Hunderte Menschen waren im Einkaufszentrum der ukrainischen Stadt Krementschuk unterwegs, als am Montag plötzlich Raketen in das Gebäude einschlagen. Mindestens 18 Menschen werden getötet, mindestens 60 verletzt. Zu den Verletzten zählt auch Mykola. Es sei „die Hölle“ gewesen, sagt er.

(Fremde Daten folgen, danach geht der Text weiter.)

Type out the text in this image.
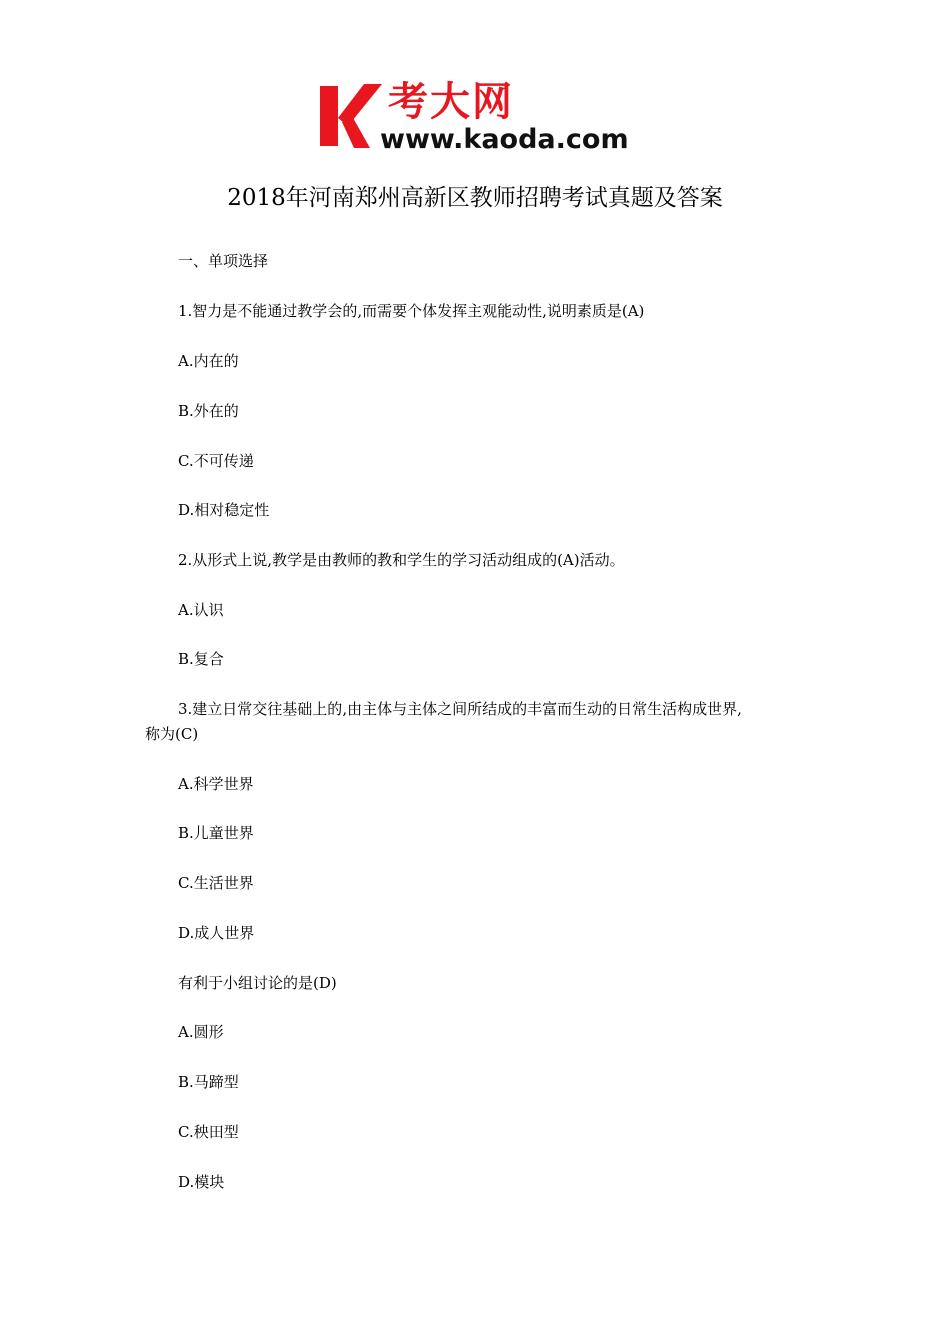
考大网
www.kaoda.com
2018年河南郑州高新区教师招聘考试真题及答案
一、单项选择
1.智力是不能通过教学会的,而需要个体发挥主观能动性,说明素质是(A)
A.内在的
B.外在的
C.不可传递
D.相对稳定性
2.从形式上说,教学是由教师的教和学生的学习活动组成的(A)活动。
A.认识
B.复合
3.建立日常交往基础上的,由主体与主体之间所结成的丰富而生动的日常生活构成世界,
称为(C)
A.科学世界
B.儿童世界
C.生活世界
D.成人世界
有利于小组讨论的是(D)
A.圆形
B.马蹄型
C.秧田型
D.模块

„Ich habe viele verwundete und verbrannte Menschen gesehen, manche waren blutverschmiert. Ein Mädchen ist hingefallen, wir haben ihr wieder wieder aufgeholfen. Sie hat immer wieder das Bewusstsein verloren, doch wir haben versucht, ihr zu helfen.“
Noch schwerere Verletzungen erlitt Mykolas Frau Ludmyla. Ihr Arm wurde gebrochen, zudem zog sie sich eine klaffende Wunde am Kopf zu.
„Es hat sich angefühlt, als würde ich irgendwohin fliegen. Ich flog kopfüber und Splitter trafen meinen Körper. Der ganze Ort brach zusammen. Dann landete ich auf dem Boden und ich weiß nicht, ob ich bei Bewusstsein oder bewusstlos war. Ich habe nichts verstanden. Ich öffnete meine Augen und sah, dass ein großes Stück Schutt auf mir lag. Ich begann zu schreien „Hilf mir“. Von irgendwo kam Wasser. Das Wasser hat mich aufgeweckt.“
Am Tag nach dem schweren Unglück suchen die Einsatzkräfte in den Trümmern noch immer nach Überlebenden. Mehr als 36 Menschen werden noch immer vermisst. Die Sanitäter hoffen, wenigstens einige von ihnen noch retten zu können.